Я извиняюсь. Извиняюсь. Извиняюсь…
– Гендель, когда ты прекратишь извиняться? Извиняться должны они. Они ж именно за этим и приходят – извиниться. У нас тут исповедальня.
Я доводил своего духовника до отчаяния. Его долг и моя подготовка заставляли нас сидеть рядышком в накрытой покрывалом кабинке, тонкой решеткой греха отделявшей нас от кающегося грешника.
– Я грешен, отец мой.
– Ты говоришь о грехах плоти или о грехах совести, дитя мое?
– О грехах плоти.
Да, сплошь грехи плоти; совесть не мучает никого.
– Начинай.
Ох, эти долгие пятницы, те же самые истории, каким бы ни был рассказчик, рассказы одинаковы.
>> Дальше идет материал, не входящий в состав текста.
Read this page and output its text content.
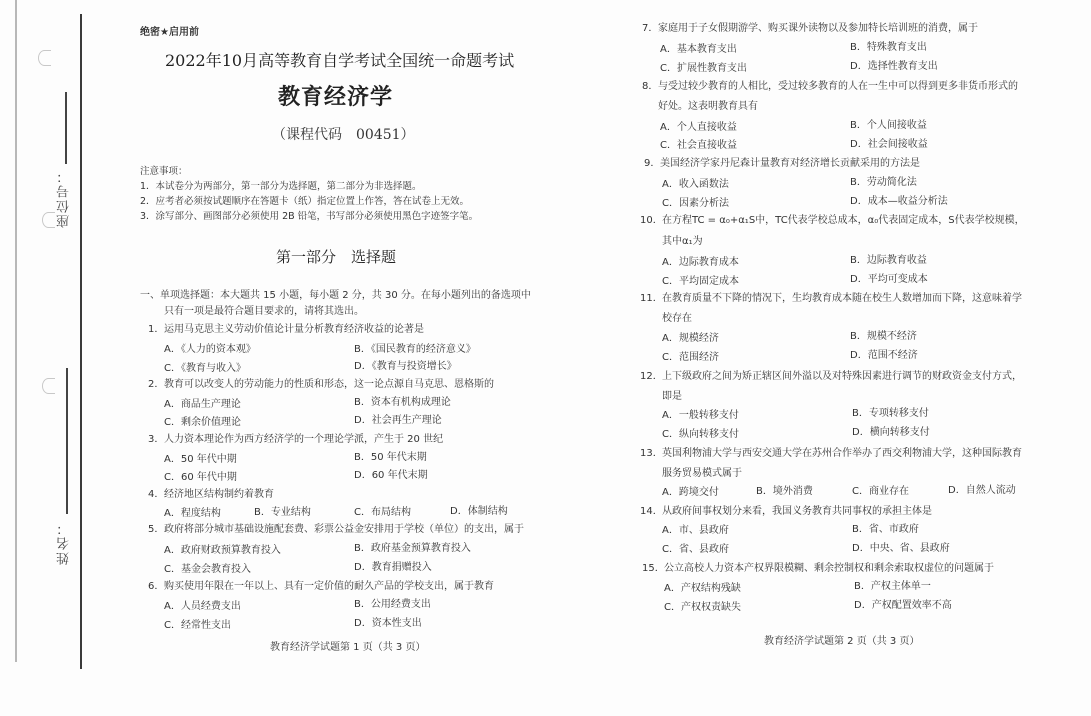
座位号：
姓名：
绝密★启用前
2022年10月高等教育自学考试全国统一命题考试
教育经济学
（课程代码　00451）
注意事项：
1．本试卷分为两部分，第一部分为选择题，第二部分为非选择题。
2．应考者必须按试题顺序在答题卡（纸）指定位置上作答，答在试卷上无效。
3．涂写部分、画图部分必须使用 2B 铅笔，书写部分必须使用黑色字迹签字笔。
第一部分　选择题
一、单项选择题：本大题共 15 小题，每小题 2 分，共 30 分。在每小题列出的备选项中
只有一项是最符合题目要求的，请将其选出。
1． 运用马克思主义劳动价值论计量分析教育经济收益的论著是
A．《人力的资本观》	B．《国民教育的经济意义》
C．《教育与收入》	D．《教育与投资增长》
2． 教育可以改变人的劳动能力的性质和形态，这一论点源自马克思、恩格斯的
A．商品生产理论	B．资本有机构成理论
C．剩余价值理论	D．社会再生产理论
3． 人力资本理论作为西方经济学的一个理论学派，产生于 20 世纪
A．50 年代中期	B．50 年代末期
C．60 年代中期	D．60 年代末期
4． 经济地区结构制约着教育
A．程度结构	B．专业结构	C．布局结构	D．体制结构
5． 政府将部分城市基础设施配套费、彩票公益金安排用于学校（单位）的支出，属于
A．政府财政预算教育投入	B．政府基金预算教育投入
C．基金会教育投入	D．教育捐赠投入
6． 购买使用年限在一年以上、具有一定价值的耐久产品的学校支出，属于教育
A．人员经费支出	B．公用经费支出
C．经常性支出	D．资本性支出
教育经济学试题第 1 页（共 3 页）
7． 家庭用于子女假期游学、购买课外读物以及参加特长培训班的消费，属于
A．基本教育支出	B．特殊教育支出
C．扩展性教育支出	D．选择性教育支出
8． 与受过较少教育的人相比，受过较多教育的人在一生中可以得到更多非货币形式的
好处。这表明教育具有
A．个人直接收益	B．个人间接收益
C．社会直接收益	D．社会间接收益
9． 美国经济学家丹尼森计量教育对经济增长贡献采用的方法是
A．收入函数法	B．劳动简化法
C．因素分析法	D．成本—收益分析法
10． 在方程TC = α₀+α₁S中，TC代表学校总成本，α₀代表固定成本，S代表学校规模，
其中α₁为
A．边际教育成本	B．边际教育收益
C．平均固定成本	D．平均可变成本
11． 在教育质量不下降的情况下，生均教育成本随在校生人数增加而下降，这意味着学
校存在
A．规模经济	B．规模不经济
C．范围经济	D．范围不经济
12． 上下级政府之间为矫正辖区间外溢以及对特殊因素进行调节的财政资金支付方式，
即是
A．一般转移支付	B．专项转移支付
C．纵向转移支付	D．横向转移支付
13． 英国利物浦大学与西安交通大学在苏州合作举办了西交利物浦大学，这种国际教育
服务贸易模式属于
A．跨境交付	B．境外消费	C．商业存在	D．自然人流动
14． 从政府间事权划分来看，我国义务教育共同事权的承担主体是
A．市、县政府	B．省、市政府
C．省、县政府	D．中央、省、县政府
15． 公立高校人力资本产权界限模糊、剩余控制权和剩余索取权虚位的问题属于
A．产权结构残缺	B．产权主体单一
C．产权权责缺失	D．产权配置效率不高
教育经济学试题第 2 页（共 3 页）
Никаких доказательств, что у отдельной личности имеется своя жизнь. Что-то стянул в магазине, поколотил жену, прогулял работу, изменил, неверность, неверность, неверность, общий знаменатель преступлений. Мужчины хвастались – это выдавали голоса; женщины дрожали и плакали. Помню, была одна, редкая, с которой священник был особенно резок. А натворила-то всего, что однажды ночью решила разобраться с зазором у себя между ног. Давно забытым, где когда-то располагалась голова ее младенца, зазором, дарившим некогда наслаждение ее мужу, а теперь ставшим сливом для джина.